The community health worker (promotora) model is used because promotoras are effective disseminators of information, and act as the bridge between governmental and non-governmental systems and the communities they serve. Community health workers also act as change agents within their naturally occurring social networks.

Using promotoras ensures that the many social and cultural characteristics of low-income people can be drawn upon to improve the appropriate utilization of health care services. These social and cultural characteristics can be defined as strong family support through the many interdependent ties of the extended family and the network of comadres and compadres (co-mothers and co-fathers), which are part of the family unit. The strength of these family ties help or hinder efforts to improve health behaviors because the information shared by the family is believed over that of a health care professional. For example, one study reported that Hispanics rarely turn to health care professionals for health-related information but instead seek out peers or authority figures within their own social networks. Therefore, if misinformation is held by a figure of respect within the family network, it is likely to be passed onto others, thereby reinforcing the misinformation and resulting in negative consequences on the current and future health status of the family. It is logical to assume, then, that in order to transmit information and affect behavior change in Hispanics a peer-based educational model that respects the social order of the culture must be utilized. This project proposes the use of community health workers or promotoras as the most efficient model for long lasting change in our communities.

The promotora model is based on previous research and pilot interventions that establish the validity of this model. Examples in the United States of successful community health worker models are the Navajo Community Health Representatives and the migrant farm worker programs of the 1950s and 1960s, respectively. Internationally, the World Health Organization's (WHO) Declaration of Alma-Alta, in 1978, stated a key strategy for the delivery of basic health care services is the use of community health workers.

Promotora services are delivered, for the most part, through home visits and group presentations, but also include health promotion strategies that impact knowledge, attitudes, and practices on a community level.
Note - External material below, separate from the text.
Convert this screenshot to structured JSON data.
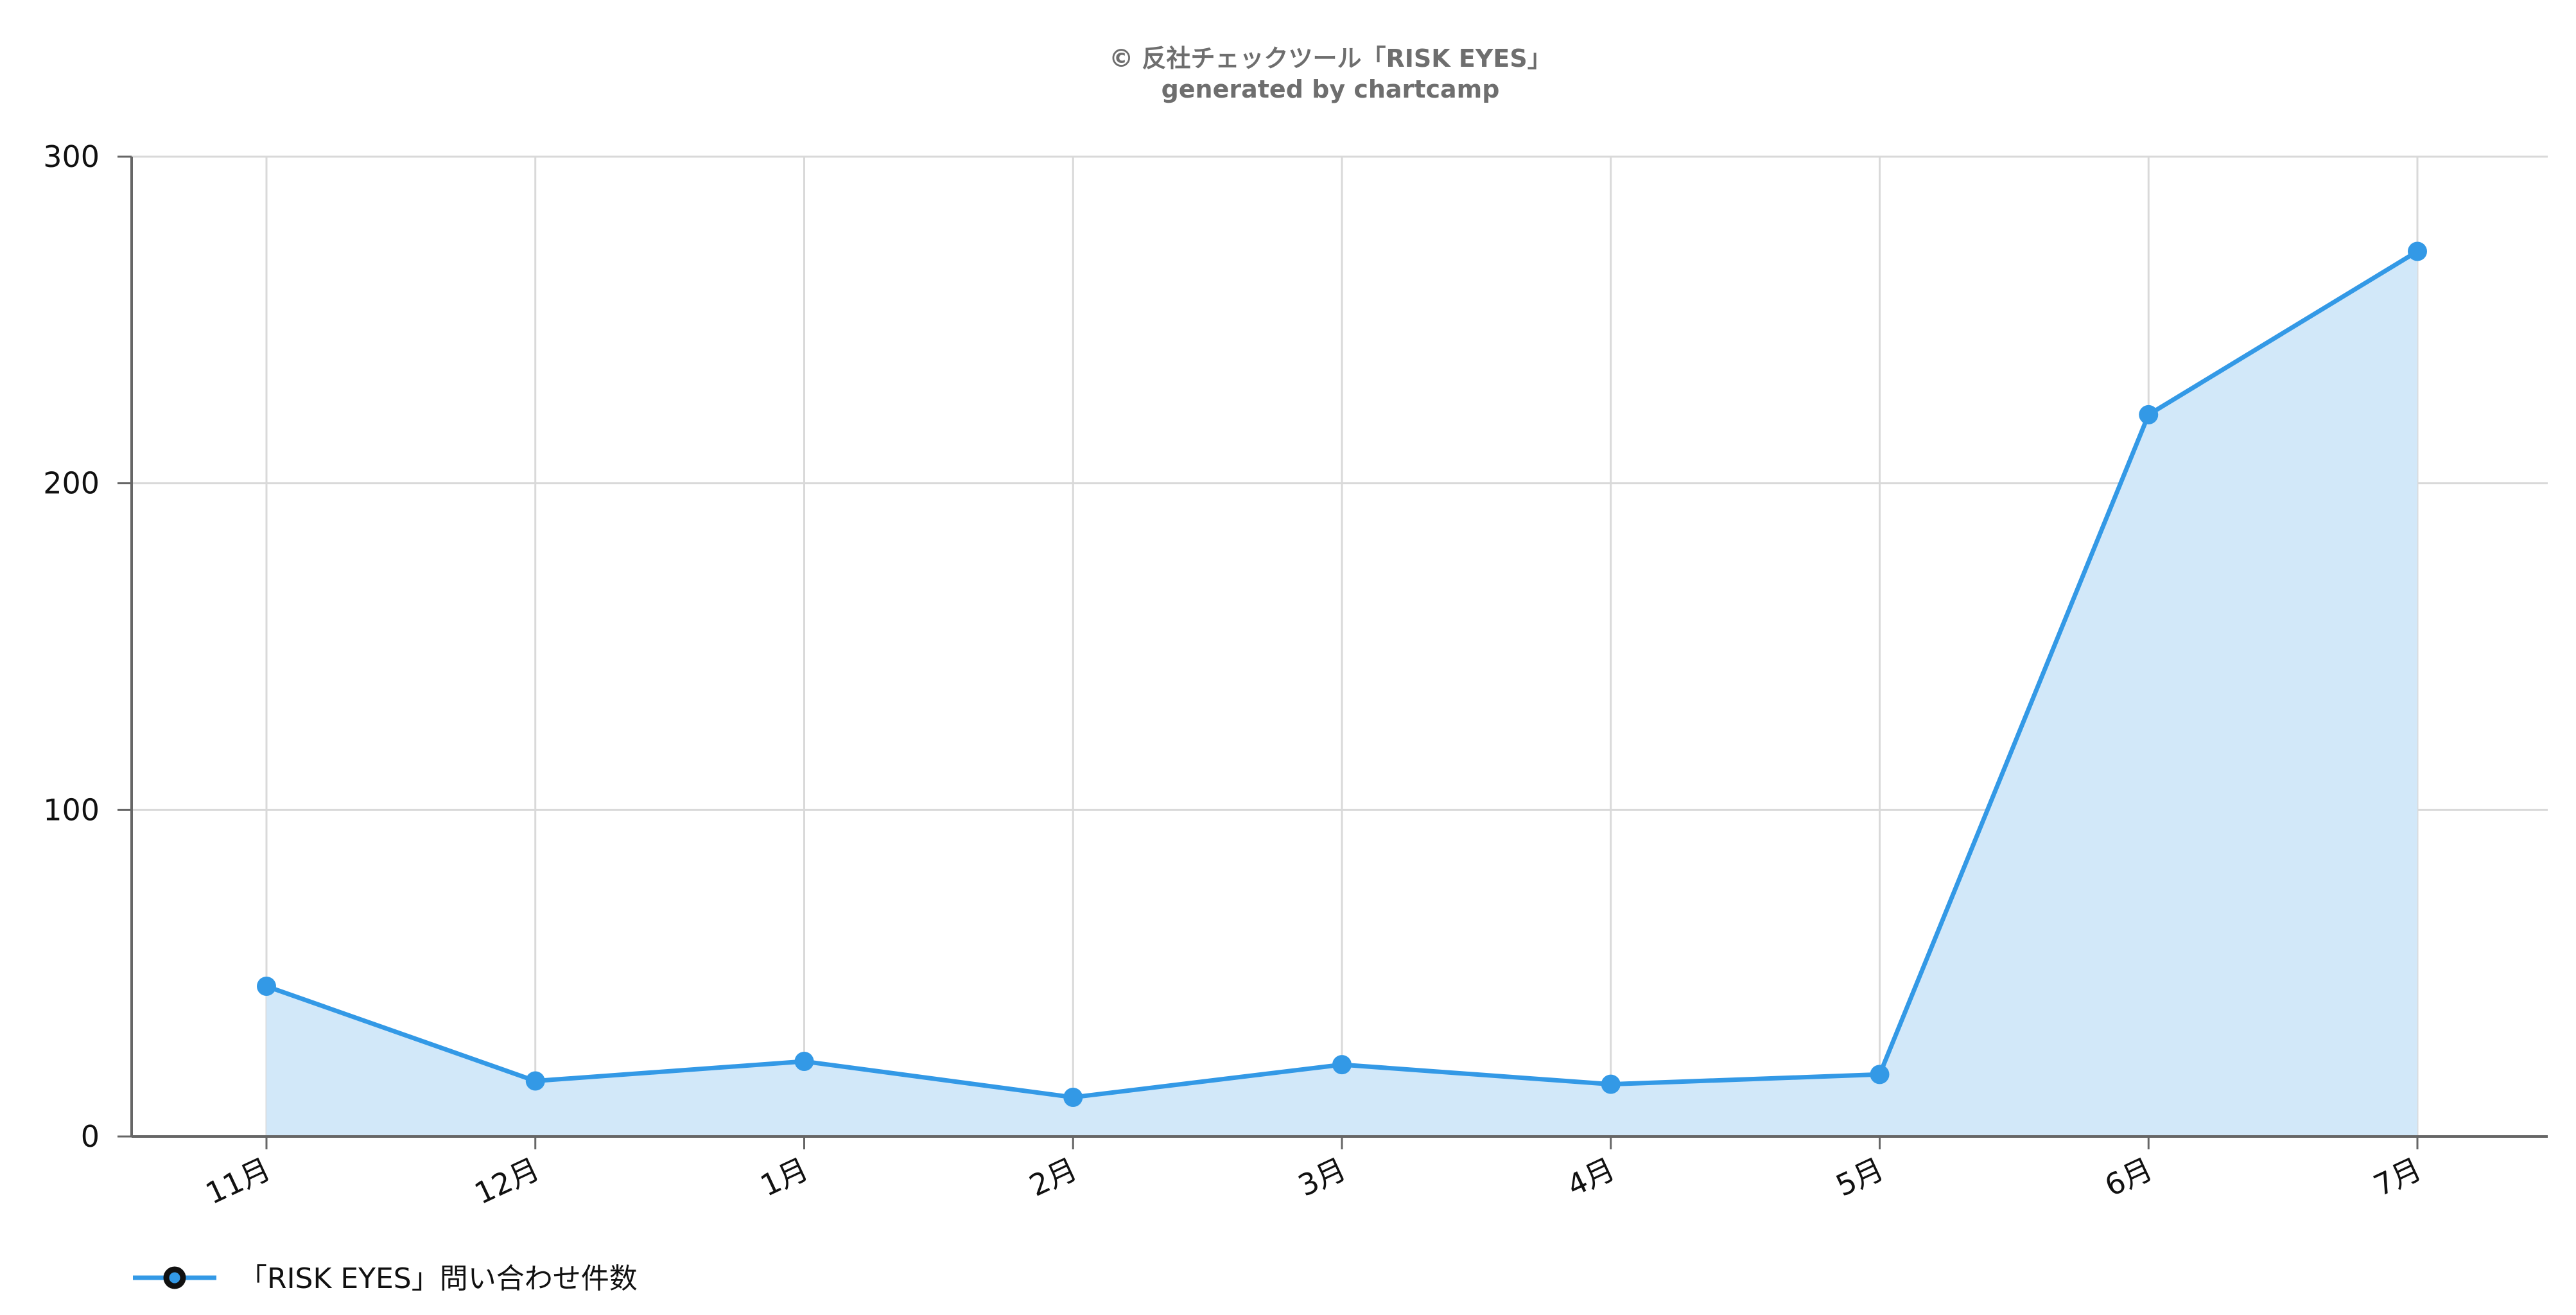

To reach the unreachable, the promotoras go where people congregate. This could be health fairs, church and neighborhood meetings, factories, laundromats, gas stations, and grocery stores, among other locations.

Promotoras are trained by the Executive Director and various local, state, and federal agencies such as the Arizona Department of Health Services, the American Lung Association, the National Heart, Lung and Blood Institute, and the Arthritis Foundation to promote prevention-based lifestyles.